Jay picked up something leaning over a seat, offering it to her. A fresh uniform jumpsuit, complete with the little Neophyte pin over the collar. More comfortable to wear to the launch party than an EVA suit, anyway.
"There was a monster in there." Kit pointed at the probes, as Emma twisted the needles off each end and tossed them in a waiting bin. "I think it was trying to kill me."
"There's no one there," Jay said. He took another short step towards her. "Kit, that was just a scan. Your nanites reported their states and connections, we saved them into the mainframe, that's all."
She shook her head sharply, sharp enough that her tail slipped off the bed behind her and nearly took her with it. She might've slipped all the way onto the floor if Emma wasn't there to catch her.
The doctor's template wasn't any bigger than hers anymore, but she was still fast and strong enough to keep a patient from slipping out of bed. "Careful, Squirrel. Your insides are still booting. Might not have upper and lower brain function synchronized with your body yet."
Kit held her arm for a few seconds. Her body twitched and spasmed, wracking sobs that washed over her and vanished almost as quickly as they came. "Am I bleeding?"
"Of course you're not." Emma wrapped her arm around Kit's shoulder. "Forerunner, are you seeing any indicators of ego decoherence? Did we somehow..."
"None," Forerunner said, almost instantly. He had probably been running some of the very same scans. "It's her interface implant, doctor. Perhaps it could be the result of some unexpected interaction between her cognitive center and signals received as she returned to consciousness?"
“Didn’t see any issues when I was taking Maddie’s backup,” Emma muttered. “Are you sure about that theory?”
“Maddie is a skilled operator. Kit is still learning to use her implant.”
Like any nightmare, the painful emotions were fading quickly. Once Kit was back in the waking world, the sharp physicality of sensation became diffuse and unfocused, blurring at the edges. Maybe it wasn't blood after all. It had looked like her at first.
"It talked to me," Kit said.
Jay approached her bed from the other side. He kept the jumpsuit over one arm but didn't offer it to her. "If you're not feeling well, we could... call off the launch. It would probably be better to keep you in Medical a few weeks for observation, just in case."
The launch—tomorrow!
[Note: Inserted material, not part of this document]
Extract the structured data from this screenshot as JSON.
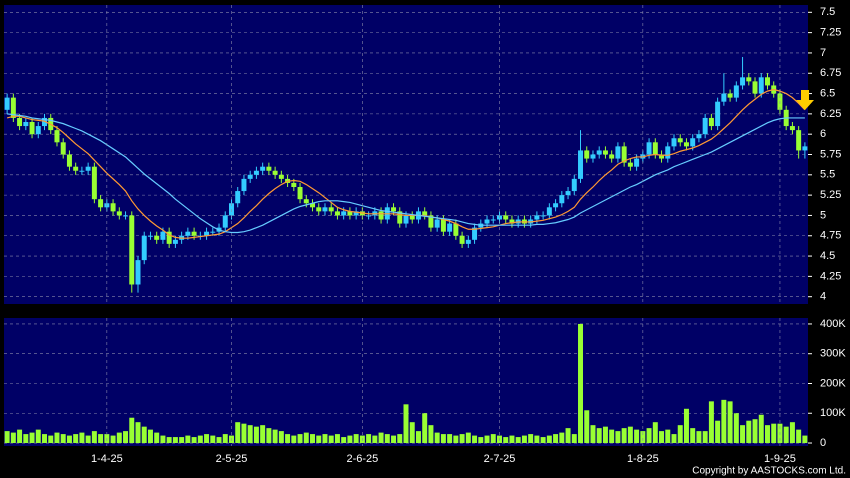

If they missed the window, they would need to wait months for another one. Garrick would certainly die, taking with him any chance of a Ravana salvage. Months and months of the Institute's effort, material, and hope would be ripped away.
"I'm fine." Kit reached for him, taking the jumpsuit from his arm. "Just give me another minute to catch my breath. I'm already feeling better."
The phantom pain was gone, but other parts of the dream pressed deeper into her mind. She could still see her own face, twisting and elongating into an inhuman, bleeding silhouette.
"Your decision," Emma said. "The physiological symptoms are leveling out."
Kit swung her legs over the side and stood. She unzipped the jumpsuit, and shrugged it on, turning the back towards Jay.
He sighed, bending down to tighten it over her tail. "Can't blame me for trying. Watching my friends leave like this, maybe never come back." The velcro settled into place, and he stood up again.
Kit zipped it up her chest, though she left the last few inches undone, the collar slightly open. “We’ve got a party to get to.”